Democrat Doug Jones eked out a win over embattled Republican Roy Moore in Tuesday’s special election to fill Alabama’s Senate seat, delivering a massive boost to Democrats and leaving Republicans with only the slimmest of majorities in the upper chamber.
Mr. Jones’ win is a major blow both politically and policy-wise for President Trump, who went all-in for Mr. Moore, saying his agenda was on the line in the race.
Washington Republicans had deemed Mr. Moore a flawed candidate from the start and had tried to derail him but GOP voters in Alabama, prodded by former White House chief strategist Stephen Bannon, made Mr. Moore their nominee.
The race was further upended in November when The Washington Post reported on several women who said Mr. Moore pursued relationships with them when he was a lawyer in his 30s and they were in their teens. One woman said Mr. Moore groped her while they were dating when she was 14 years old.
“The voters of Alabama are sending a message that it’s not 1950 anymore, or whatever year pedophilia and sexual assault were okay,” said Christy Setzer, a Democratic strategist. “That has implications for politicians up to and including the one in the Oval Office.”

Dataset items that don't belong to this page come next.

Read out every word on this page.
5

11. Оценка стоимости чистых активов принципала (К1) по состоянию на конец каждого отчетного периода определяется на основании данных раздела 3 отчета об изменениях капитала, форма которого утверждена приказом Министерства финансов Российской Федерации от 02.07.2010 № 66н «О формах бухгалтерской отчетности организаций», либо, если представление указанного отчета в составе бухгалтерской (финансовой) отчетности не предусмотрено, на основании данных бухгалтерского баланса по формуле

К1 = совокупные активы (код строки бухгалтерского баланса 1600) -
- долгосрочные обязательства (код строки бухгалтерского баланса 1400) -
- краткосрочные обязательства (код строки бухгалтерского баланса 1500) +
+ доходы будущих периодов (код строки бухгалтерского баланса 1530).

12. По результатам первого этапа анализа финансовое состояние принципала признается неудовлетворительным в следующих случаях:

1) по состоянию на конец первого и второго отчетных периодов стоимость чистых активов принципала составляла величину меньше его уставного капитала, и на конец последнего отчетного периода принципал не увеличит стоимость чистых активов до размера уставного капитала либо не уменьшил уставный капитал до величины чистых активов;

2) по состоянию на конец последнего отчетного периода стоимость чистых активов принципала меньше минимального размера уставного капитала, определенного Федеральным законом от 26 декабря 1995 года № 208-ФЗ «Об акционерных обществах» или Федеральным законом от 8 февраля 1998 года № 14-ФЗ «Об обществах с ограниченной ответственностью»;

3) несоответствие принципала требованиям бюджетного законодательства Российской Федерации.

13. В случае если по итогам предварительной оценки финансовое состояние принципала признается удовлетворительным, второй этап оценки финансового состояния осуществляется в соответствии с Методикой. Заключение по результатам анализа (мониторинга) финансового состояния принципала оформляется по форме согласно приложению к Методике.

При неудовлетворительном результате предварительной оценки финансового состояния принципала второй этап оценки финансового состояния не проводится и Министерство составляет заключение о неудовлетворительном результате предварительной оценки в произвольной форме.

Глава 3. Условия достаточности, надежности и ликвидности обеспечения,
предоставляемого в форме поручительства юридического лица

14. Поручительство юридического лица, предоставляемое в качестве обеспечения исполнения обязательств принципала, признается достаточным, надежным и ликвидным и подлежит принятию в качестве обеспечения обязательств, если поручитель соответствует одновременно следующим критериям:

The Jones victory is good new for Democrats, who were unable to win a series of special House elections earlier this year. But they won major victories in state elections last month in New Jersey and Virginia, and now add the win in ruby red Alabama.
When Mr. Jones is sworn in, the GOP majority shrinks to 51-49 – leaving Senate Majority Leader Mitch McConnell with little wiggle room on legislation in the upper chamber.
Mr. McConnell, Kentucky Republican, has struggled to advance the Trump agenda on Capitol Hill, making him a favorite target of activists that support the president, including Mr. Moore, who tried to make Mr. McConnell a flashpoint in the race.
The Moore loss also raises questions over what’s next for Mr. Bannon’s quest to field an insurgent slate of candidates in the GOP primary races next year.
Mr. Jones, a former U.S. attorney, vowed to be a bridge builder on Capitol Hill and tried to make the most out of sexual misconduct allegations against Mr. Moore.
Mr. Jones outraised Mr. Moore, bringing in $11.7 million and spending $9.3 million. Mr. Moore meanwhile raised $5.2 million and spent $4.5 million.
The financial edge gave Mr. Jones a clear advantage over the television airwaves, where he ran 10 times as many commercials as Mr. Moore, according to Advertising Analytics LLC.
The Jones campaign targeted moderate Republicans living in the Alabama suburbs by reminding voters about the allegations against Mr. Moore and how GOP figures, including Sen. Richard Shelby, had distanced themselves from his campaign.
They also highlighted how he prosecuted a couple of Ku Klux Klan members involved in the 1963 bombing of the 16th Street Baptist Church that killed four African American girls.
Exit polls showed that more than half of voters said the allegations were not an important factor in their vote, and 40 percent said they were an important factor.
Voters were split over whether the allegations were true, with 26 percent saying the allegations were definitely true and 16 percent saying they were definitely false.
Exit polls showed that 98 percent of Democrats voted for Mr. Jones, while 91 percent of Republicans turned out for Mr. Moore.
They also found that Mr. Jones also made inroads with moderate Republicans that tend to live in the state’s suburbs, winning over nearly 20 percent of them, and suggested that Mr. Jones benefited from a strong African American turnout, which comprised 30 percent of the electorate.